Helene Wecker’in ilk romanı olan Golem ve Cin, iki ayrı
kültürün efsanelerinden beslenen dev bir masal kitabı olmuş. Öyle ki ilk 100
sayfadan sonra insanlar ve olayların karışıklığı ve fazlalığı beni uzun
yıllardan sonra ilk defa not olarak okumak durumunda bıraktı. Kitap bitince pek
çok olayın ve karakterin aslında çok da önemli olmasa da kitabı
zenginleştirdiğini keyifle fark ettim. Olay örgüleri çok akıcı bir şekilde
devam ederken geçmiş ve olayın geçtiği yıl arasındaki geliş gidişler ve rüyalar
kitaba farklı bir boyut kazandırmış. Bir ilk eser olarak bence oldukça başarılı
bir kitap olan “Golem ve Cin”, ninelerinin masallarıyla büyüyen biz koca
çocuklar için okuması keyifli, güzel bir eser olmuş.
Bu arada cinleri hepimiz masallardan az da olsa biliriz.
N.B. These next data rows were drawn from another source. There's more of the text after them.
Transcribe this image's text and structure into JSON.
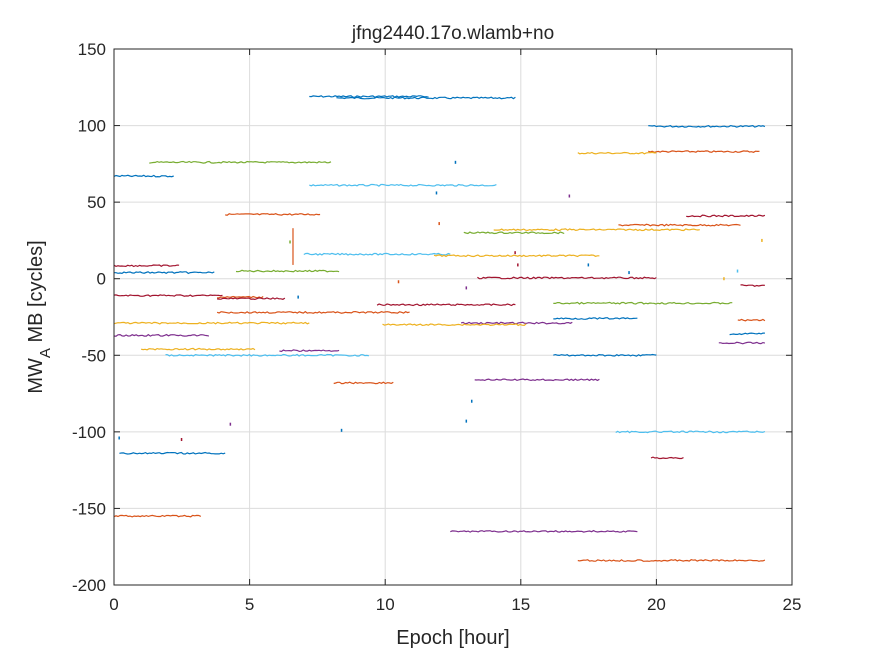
{
  "chart_data": {
    "type": "line",
    "title": "jfng2440.17o.wlamb+no",
    "xlabel": "Epoch [hour]",
    "ylabel_main": "MW",
    "ylabel_sub": "A",
    "ylabel_rest": " MB [cycles]",
    "xlim": [
      0,
      25
    ],
    "ylim": [
      -200,
      150
    ],
    "xticks": [
      0,
      5,
      10,
      15,
      20,
      25
    ],
    "yticks": [
      -200,
      -150,
      -100,
      -50,
      0,
      50,
      100,
      150
    ],
    "xtick_labels": [
      "0",
      "5",
      "10",
      "15",
      "20",
      "25"
    ],
    "ytick_labels": [
      "-200",
      "-150",
      "-100",
      "-50",
      "0",
      "50",
      "100",
      "150"
    ],
    "grid": true,
    "colors": [
      "#0072BD",
      "#D95319",
      "#EDB120",
      "#7E2F8E",
      "#77AC30",
      "#4DBEEE",
      "#A2142F"
    ],
    "segments": [
      {
        "x": [
          7.2,
          11.6
        ],
        "y": [
          119,
          119
        ],
        "c": 0
      },
      {
        "x": [
          8.2,
          14.8
        ],
        "y": [
          118,
          118
        ],
        "c": 0
      },
      {
        "x": [
          19.7,
          24.0
        ],
        "y": [
          99.5,
          99.5
        ],
        "c": 0
      },
      {
        "x": [
          19.7,
          23.8
        ],
        "y": [
          83,
          83
        ],
        "c": 1
      },
      {
        "x": [
          17.1,
          20.0
        ],
        "y": [
          82,
          82
        ],
        "c": 2
      },
      {
        "x": [
          1.3,
          8.0
        ],
        "y": [
          76,
          76
        ],
        "c": 4
      },
      {
        "x": [
          0.0,
          2.2
        ],
        "y": [
          67,
          67
        ],
        "c": 0
      },
      {
        "x": [
          7.2,
          14.1
        ],
        "y": [
          61,
          61
        ],
        "c": 5
      },
      {
        "x": [
          4.1,
          7.6
        ],
        "y": [
          42,
          42
        ],
        "c": 1
      },
      {
        "x": [
          21.1,
          24.0
        ],
        "y": [
          41,
          41
        ],
        "c": 6
      },
      {
        "x": [
          18.6,
          23.1
        ],
        "y": [
          35,
          35
        ],
        "c": 1
      },
      {
        "x": [
          14.0,
          21.6
        ],
        "y": [
          32,
          32
        ],
        "c": 2
      },
      {
        "x": [
          12.9,
          16.6
        ],
        "y": [
          30,
          30
        ],
        "c": 4
      },
      {
        "x": [
          7.0,
          12.4
        ],
        "y": [
          16,
          16
        ],
        "c": 5
      },
      {
        "x": [
          11.8,
          17.9
        ],
        "y": [
          15,
          15
        ],
        "c": 2
      },
      {
        "x": [
          0.0,
          2.4
        ],
        "y": [
          8.5,
          8.5
        ],
        "c": 6
      },
      {
        "x": [
          4.5,
          8.3
        ],
        "y": [
          5,
          5
        ],
        "c": 4
      },
      {
        "x": [
          0.0,
          3.7
        ],
        "y": [
          4,
          4
        ],
        "c": 0
      },
      {
        "x": [
          13.4,
          20.0
        ],
        "y": [
          0.5,
          0.5
        ],
        "c": 6
      },
      {
        "x": [
          23.1,
          24.0
        ],
        "y": [
          -4.5,
          -4.5
        ],
        "c": 6
      },
      {
        "x": [
          0.0,
          4.0
        ],
        "y": [
          -11,
          -11
        ],
        "c": 6
      },
      {
        "x": [
          3.8,
          5.5
        ],
        "y": [
          -12,
          -12
        ],
        "c": 1
      },
      {
        "x": [
          3.8,
          6.3
        ],
        "y": [
          -13,
          -13
        ],
        "c": 6
      },
      {
        "x": [
          16.2,
          22.8
        ],
        "y": [
          -16,
          -16
        ],
        "c": 4
      },
      {
        "x": [
          9.7,
          14.8
        ],
        "y": [
          -17,
          -17
        ],
        "c": 6
      },
      {
        "x": [
          3.8,
          10.9
        ],
        "y": [
          -22,
          -22
        ],
        "c": 1
      },
      {
        "x": [
          16.2,
          19.3
        ],
        "y": [
          -26,
          -26
        ],
        "c": 0
      },
      {
        "x": [
          23.0,
          24.0
        ],
        "y": [
          -27,
          -27
        ],
        "c": 1
      },
      {
        "x": [
          0.0,
          7.2
        ],
        "y": [
          -29,
          -29
        ],
        "c": 2
      },
      {
        "x": [
          12.8,
          16.9
        ],
        "y": [
          -29,
          -29
        ],
        "c": 3
      },
      {
        "x": [
          9.9,
          15.2
        ],
        "y": [
          -30,
          -30
        ],
        "c": 2
      },
      {
        "x": [
          22.7,
          24.0
        ],
        "y": [
          -36,
          -36
        ],
        "c": 0
      },
      {
        "x": [
          0.0,
          3.5
        ],
        "y": [
          -37,
          -37
        ],
        "c": 3
      },
      {
        "x": [
          22.3,
          24.0
        ],
        "y": [
          -42,
          -42
        ],
        "c": 3
      },
      {
        "x": [
          1.0,
          5.2
        ],
        "y": [
          -46,
          -46
        ],
        "c": 2
      },
      {
        "x": [
          6.1,
          8.3
        ],
        "y": [
          -47,
          -47
        ],
        "c": 3
      },
      {
        "x": [
          1.9,
          9.4
        ],
        "y": [
          -50,
          -50
        ],
        "c": 5
      },
      {
        "x": [
          16.2,
          20.0
        ],
        "y": [
          -50,
          -50
        ],
        "c": 0
      },
      {
        "x": [
          8.1,
          10.3
        ],
        "y": [
          -68,
          -68
        ],
        "c": 1
      },
      {
        "x": [
          13.3,
          17.9
        ],
        "y": [
          -66,
          -66
        ],
        "c": 3
      },
      {
        "x": [
          18.5,
          24.0
        ],
        "y": [
          -100,
          -100
        ],
        "c": 5
      },
      {
        "x": [
          0.2,
          4.1
        ],
        "y": [
          -114,
          -114
        ],
        "c": 0
      },
      {
        "x": [
          19.8,
          21.0
        ],
        "y": [
          -117,
          -117
        ],
        "c": 6
      },
      {
        "x": [
          0.0,
          3.2
        ],
        "y": [
          -155,
          -155
        ],
        "c": 1
      },
      {
        "x": [
          12.4,
          19.3
        ],
        "y": [
          -165,
          -165
        ],
        "c": 3
      },
      {
        "x": [
          17.1,
          24.0
        ],
        "y": [
          -184,
          -184
        ],
        "c": 1
      },
      {
        "x": [
          6.6,
          6.6
        ],
        "y": [
          33,
          9
        ],
        "c": 1
      }
    ],
    "points": [
      {
        "x": 0.2,
        "y": -104,
        "c": 0
      },
      {
        "x": 2.5,
        "y": -105,
        "c": 6
      },
      {
        "x": 4.3,
        "y": -95,
        "c": 3
      },
      {
        "x": 8.4,
        "y": -99,
        "c": 0
      },
      {
        "x": 6.5,
        "y": 24,
        "c": 4
      },
      {
        "x": 6.8,
        "y": -12,
        "c": 0
      },
      {
        "x": 10.5,
        "y": -2,
        "c": 1
      },
      {
        "x": 11.9,
        "y": 56,
        "c": 0
      },
      {
        "x": 12.0,
        "y": 36,
        "c": 1
      },
      {
        "x": 12.6,
        "y": 76,
        "c": 0
      },
      {
        "x": 13.0,
        "y": -6,
        "c": 3
      },
      {
        "x": 13.2,
        "y": -80,
        "c": 0
      },
      {
        "x": 13.0,
        "y": -93,
        "c": 0
      },
      {
        "x": 14.8,
        "y": 17,
        "c": 6
      },
      {
        "x": 14.9,
        "y": 9,
        "c": 6
      },
      {
        "x": 16.8,
        "y": 54,
        "c": 3
      },
      {
        "x": 17.5,
        "y": 9,
        "c": 0
      },
      {
        "x": 19.0,
        "y": 4,
        "c": 0
      },
      {
        "x": 22.5,
        "y": 0,
        "c": 2
      },
      {
        "x": 23.0,
        "y": 5,
        "c": 5
      },
      {
        "x": 23.9,
        "y": 25,
        "c": 2
      }
    ]
  }
}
Cinler
wikipediye göre, modern veya antik birçok
din ve inanışta, İbrahimi dinler de dahil,
bulunan bir tür ruhani mitolojik yaratıktır.
İslam
mitolojisinde cinlerin ateşten yaratıldığına inanılır. Bunların dışında
cinlerin insanlardan farklı çeşitli özellikleri olduğu düşüncesi çerçevesinde
birçok varsayım mevcuttur. Bunlardan bazıları; çeşitli şekillere
girebildikleri, çok kuvvetli olup bazı ağır işleri gerçekleştirebilecekleri,
istedikleri takdirde gözle görülebilir olabildikleri, çok hızlı hareket
edebildikleri şeklinde sıralanabilir.
Golem kavramını ise ilk
kez bu kitapta duydum. Yine wikipediye göre golem, efsanelerde ruhu
olmayan genelde kilden veya topraktan oluşturulan bir canlıdır. Musevi folklorunda
golemler genellikle insan şekli verilmiş çamurdan yapılırlar. Ruhları yoktur,
zekaları düşük seviyededir. Genelde büyü ve tılsımlarla verilen emirleri
yerine getirmesi için canlandırılır. Verilen emri yerine getirene kadar veya
belirli bir zaman boyunca kalır ve sonra yok olur.